September 04 is an important date for anyone on edge as the UK’s Civil Liability Bill goes through the legislative process, as it is the day of the bill’s second reading in the House of Commons.
The Forum of Insurance Lawyers (FOIL), which has been heavily involved and is waiting with bated breath for further insights and clarity, has expressed its views ahead of the important event. Today’s outcome, according to FOIL chief executive Laurence Besemer, is “keenly awaited by all parts of the claims sector.”
In a statement sent to Insurance Business, Besemer said: “The provisions on whiplash have proved controversial in the Lords: they have faced considerable challenge; the government has added additional provisions to the face on the bill following criticism from the Delegated Powers and Regulatory Reform Committee; and the definition of claims covered by the bill has been amended three times.
“On the basis of comments in the Lords it is likely that at second reading MPs will take the opportunity to spell out further changes they wish to see to the definition, to the tariff, and to the small claims track limit, with the potential for other issues to be raised.”
Besemer added that FOIL is of the belief that any weakening of the proposals, especially when it comes to the definition and the tariff, will impact the bill’s potential to reduce claims and costs and deliver savings to policyholders.

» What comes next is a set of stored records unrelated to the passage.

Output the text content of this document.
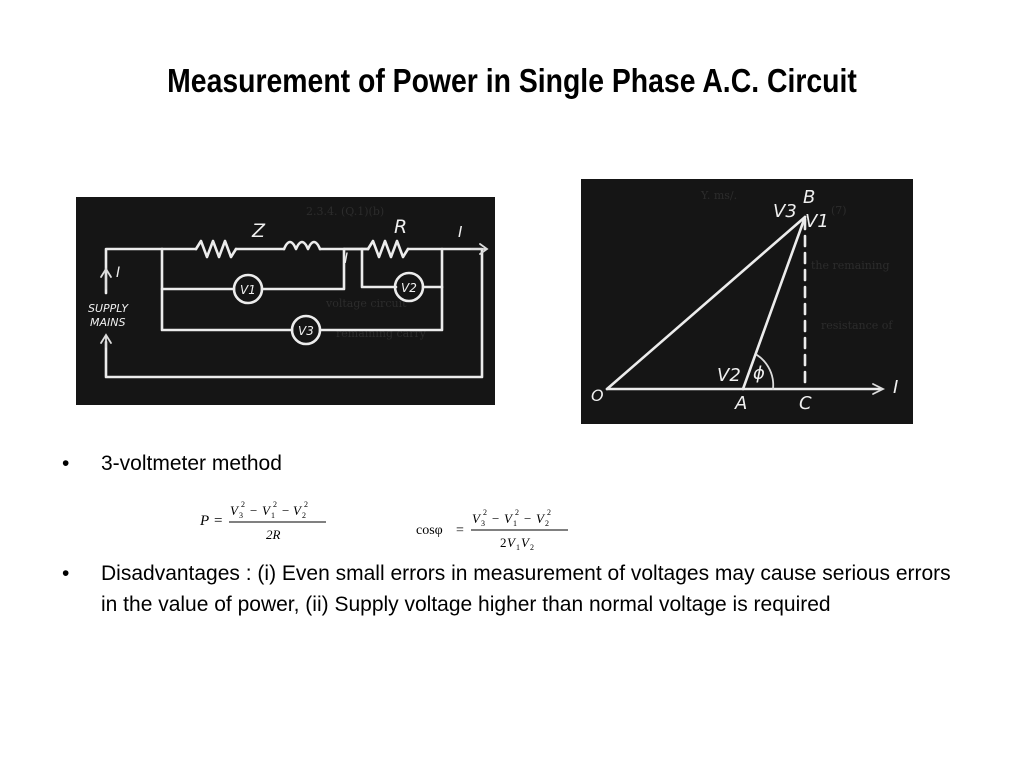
Measurement of Power in Single Phase A.C. Circuit
2.3.4. (Q.1)(b)
voltage circuit
remaining carry
Z	R	I
I
I
SUPPLY
MAINS
V1	V2
V3
Y. ms/.
(7)
the remaining
resistance of
B
V3 V1
V2 ϕ
O	A	C
I
• 3-voltmeter method
P =
V 3
2 − V 1
2 − V 2
2
2R	cosφ =
V 3
2 − V 1
2 − V 2
2
2 V 1 V 2
• Disadvantages : (i) Even small errors in measurement of voltages may cause serious errors in the value of power, (ii) Supply voltage higher than normal voltage is required
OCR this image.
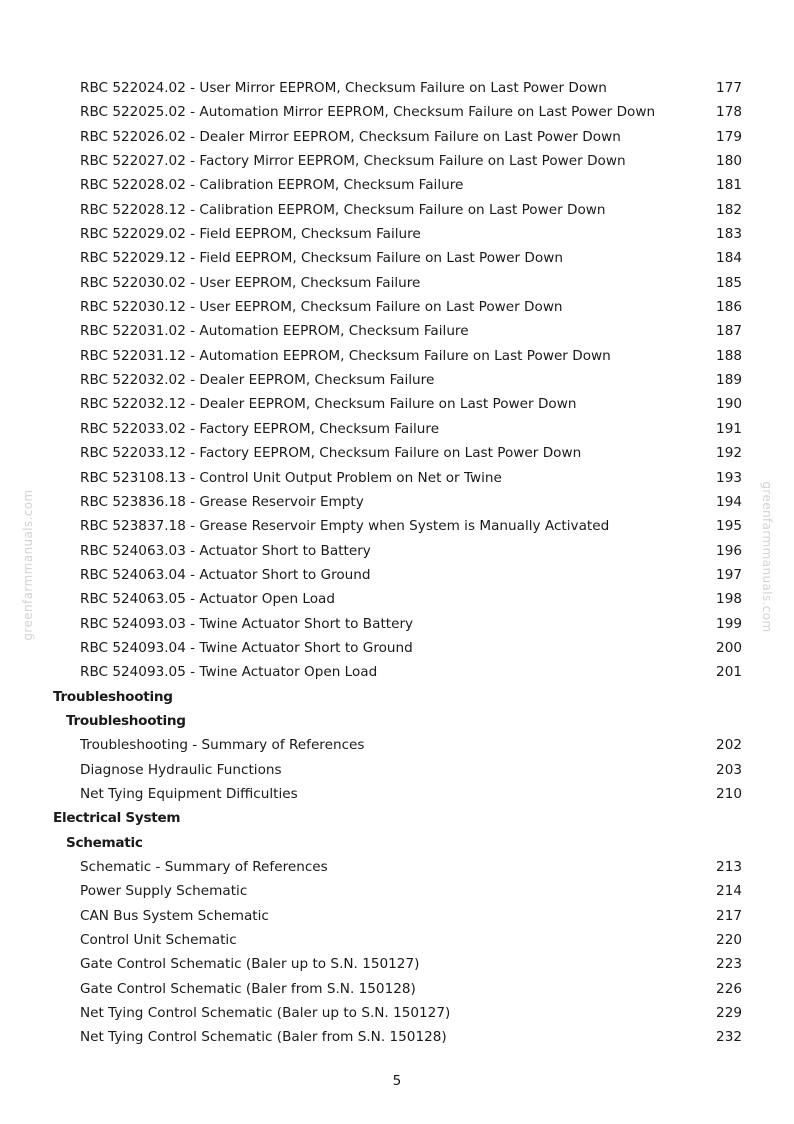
RBC 522024.02 - User Mirror EEPROM, Checksum Failure on Last Power Down	177
RBC 522025.02 - Automation Mirror EEPROM, Checksum Failure on Last Power Down	178
RBC 522026.02 - Dealer Mirror EEPROM, Checksum Failure on Last Power Down	179
RBC 522027.02 - Factory Mirror EEPROM, Checksum Failure on Last Power Down	180
RBC 522028.02 - Calibration EEPROM, Checksum Failure	181
RBC 522028.12 - Calibration EEPROM, Checksum Failure on Last Power Down	182
RBC 522029.02 - Field EEPROM, Checksum Failure	183
RBC 522029.12 - Field EEPROM, Checksum Failure on Last Power Down	184
RBC 522030.02 - User EEPROM, Checksum Failure	185
RBC 522030.12 - User EEPROM, Checksum Failure on Last Power Down	186
RBC 522031.02 - Automation EEPROM, Checksum Failure	187
RBC 522031.12 - Automation EEPROM, Checksum Failure on Last Power Down	188
RBC 522032.02 - Dealer EEPROM, Checksum Failure	189
RBC 522032.12 - Dealer EEPROM, Checksum Failure on Last Power Down	190
RBC 522033.02 - Factory EEPROM, Checksum Failure	191
RBC 522033.12 - Factory EEPROM, Checksum Failure on Last Power Down	192
RBC 523108.13 - Control Unit Output Problem on Net or Twine	193
RBC 523836.18 - Grease Reservoir Empty	194
RBC 523837.18 - Grease Reservoir Empty when System is Manually Activated	195
RBC 524063.03 - Actuator Short to Battery	196
RBC 524063.04 - Actuator Short to Ground	197
RBC 524063.05 - Actuator Open Load	198
RBC 524093.03 - Twine Actuator Short to Battery	199
RBC 524093.04 - Twine Actuator Short to Ground	200
RBC 524093.05 - Twine Actuator Open Load	201
Troubleshooting
Troubleshooting
Troubleshooting - Summary of References	202
Diagnose Hydraulic Functions	203
Net Tying Equipment Difficulties	210
Electrical System
Schematic
Schematic - Summary of References	213
Power Supply Schematic	214
CAN Bus System Schematic	217
Control Unit Schematic	220
Gate Control Schematic (Baler up to S.N. 150127)	223
Gate Control Schematic (Baler from S.N. 150128)	226
Net Tying Control Schematic (Baler up to S.N. 150127)	229
Net Tying Control Schematic (Baler from S.N. 150128)	232
greenfarmmanuals.com	greenfarmmanuals.com
5
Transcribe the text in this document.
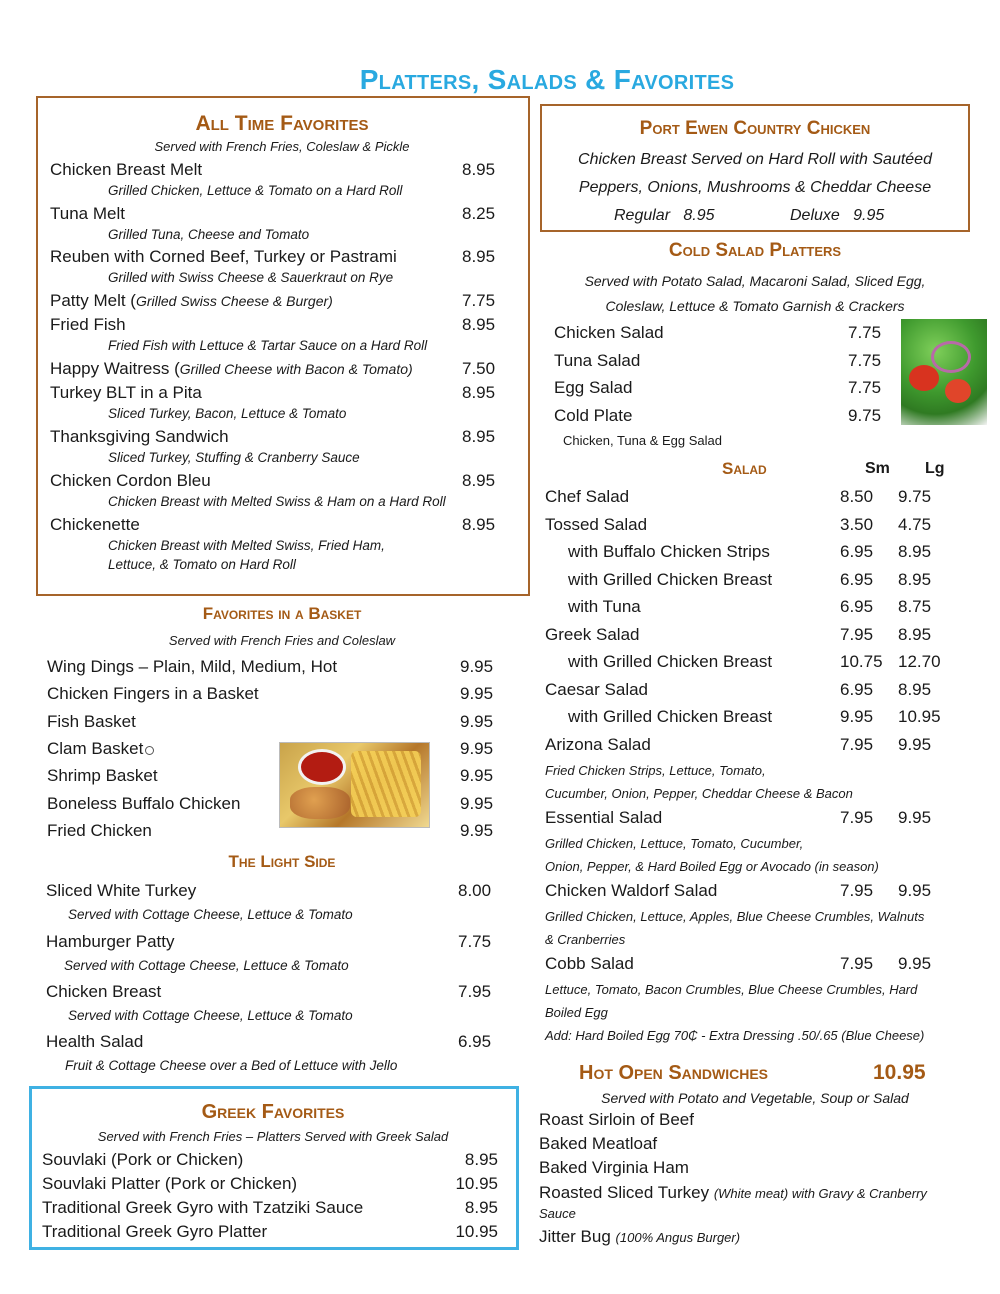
Platters, Salads & Favorites
All Time Favorites
Served with French Fries, Coleslaw & Pickle
Chicken Breast Melt	8.95
Grilled Chicken, Lettuce & Tomato on a Hard Roll
Tuna Melt	8.25
Grilled Tuna, Cheese and Tomato
Reuben with Corned Beef, Turkey or Pastrami	8.95
Grilled with Swiss Cheese & Sauerkraut on Rye
Patty Melt (Grilled Swiss Cheese & Burger)	7.75
Fried Fish	8.95
Fried Fish with Lettuce & Tartar Sauce on a Hard Roll
Happy Waitress (Grilled Cheese with Bacon & Tomato)	7.50
Turkey BLT in a Pita	8.95
Sliced Turkey, Bacon, Lettuce & Tomato
Thanksgiving Sandwich	8.95
Sliced Turkey, Stuffing & Cranberry Sauce
Chicken Cordon Bleu	8.95
Chicken Breast with Melted Swiss & Ham on a Hard Roll
Chickenette	8.95
Chicken Breast with Melted Swiss, Fried Ham,
Lettuce, & Tomato on Hard Roll
Favorites in a Basket
Served with French Fries and Coleslaw
Wing Dings – Plain, Mild, Medium, Hot	9.95
Chicken Fingers in a Basket	9.95
Fish Basket	9.95
Clam Basket	9.95
Shrimp Basket	9.95
Boneless Buffalo Chicken	9.95
Fried Chicken	9.95
The Light Side
Sliced White Turkey	8.00
Served with Cottage Cheese, Lettuce & Tomato
Hamburger Patty	7.75
Served with Cottage Cheese, Lettuce & Tomato
Chicken Breast	7.95
Served with Cottage Cheese, Lettuce & Tomato
Health Salad	6.95
Fruit & Cottage Cheese over a Bed of Lettuce with Jello
Greek Favorites
Served with French Fries – Platters Served with Greek Salad
Souvlaki (Pork or Chicken)	8.95
Souvlaki Platter (Pork or Chicken)	10.95
Traditional Greek Gyro with Tzatziki Sauce	8.95
Traditional Greek Gyro Platter	10.95
Port Ewen Country Chicken
Chicken Breast Served on Hard Roll with Sautéed
Peppers, Onions, Mushrooms & Cheddar Cheese
Regular   8.95	Deluxe   9.95
Cold Salad Platters
Served with Potato Salad, Macaroni Salad, Sliced Egg,
Coleslaw, Lettuce & Tomato Garnish & Crackers
Chicken Salad	7.75
Tuna Salad	7.75
Egg Salad	7.75
Cold Plate	9.75
Chicken, Tuna & Egg Salad
Salad	Sm Lg
Chef Salad	8.50 9.75
Tossed Salad	3.50 4.75
with Buffalo Chicken Strips	6.95 8.95
with Grilled Chicken Breast	6.95 8.95
with Tuna	6.95 8.75
Greek Salad	7.95 8.95
with Grilled Chicken Breast	10.75 12.70
Caesar Salad	6.95 8.95
with Grilled Chicken Breast	9.95 10.95
Arizona Salad	7.95 9.95
Fried Chicken Strips, Lettuce, Tomato,
Cucumber, Onion, Pepper, Cheddar Cheese & Bacon
Essential Salad	7.95 9.95
Grilled Chicken, Lettuce, Tomato, Cucumber,
Onion, Pepper, & Hard Boiled Egg or Avocado (in season)
Chicken Waldorf Salad	7.95 9.95
Grilled Chicken, Lettuce, Apples, Blue Cheese Crumbles, Walnuts
& Cranberries
Cobb Salad	7.95 9.95
Lettuce, Tomato, Bacon Crumbles, Blue Cheese Crumbles, Hard
Boiled Egg
Add: Hard Boiled Egg 70₵ - Extra Dressing .50/.65 (Blue Cheese)
Hot Open Sandwiches	10.95
Served with Potato and Vegetable, Soup or Salad
Roast Sirloin of Beef
Baked Meatloaf
Baked Virginia Ham
Roasted Sliced Turkey (White meat) with Gravy & Cranberry
Sauce
Jitter Bug (100% Angus Burger)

“It believes that concerns at the increase in the small claims track are misguided particularly in view of the concessions made by the government in the Lords following the Justice Select Committee report, allowing more time for the new electronic platform to be developed and thoroughly tested, delaying the introduction of the new regime until 2020,” he noted.
From the current £1,000, the small claims track limit for road accident personal injury claims is being pushed to go up to £5,000. In addition, a tariff of fixed compensation for pain and suffering for whiplash claims is slated to be introduced, as well as a simple online process for claims registration.
“Reforms in the Civil Liability Bill will mean a fairer system for claimants, motorists, and compensators,” said James Dalton, director of general insurance policy at the Association of British Insurers (ABI). “This is why the bill’s provisions must be implemented in full, and not watered down.”
New research commissioned by the ABI found the majority of the public backing the overhaul, with 87% of the more than 2,000 adults polled by Consumer Intelligence saying the current legal costs are steep.
“This survey highlights significant public support for the government’s plans to reform the personal injury compensation system,” commented Dalton. “There is overwhelming recognition that legal costs are too high and need to be reduced.
“Most people recognise the benefits of a simple, streamlined system for dealing with low-value personal injury claims, that preserves access to justice, and would be confident to use it.”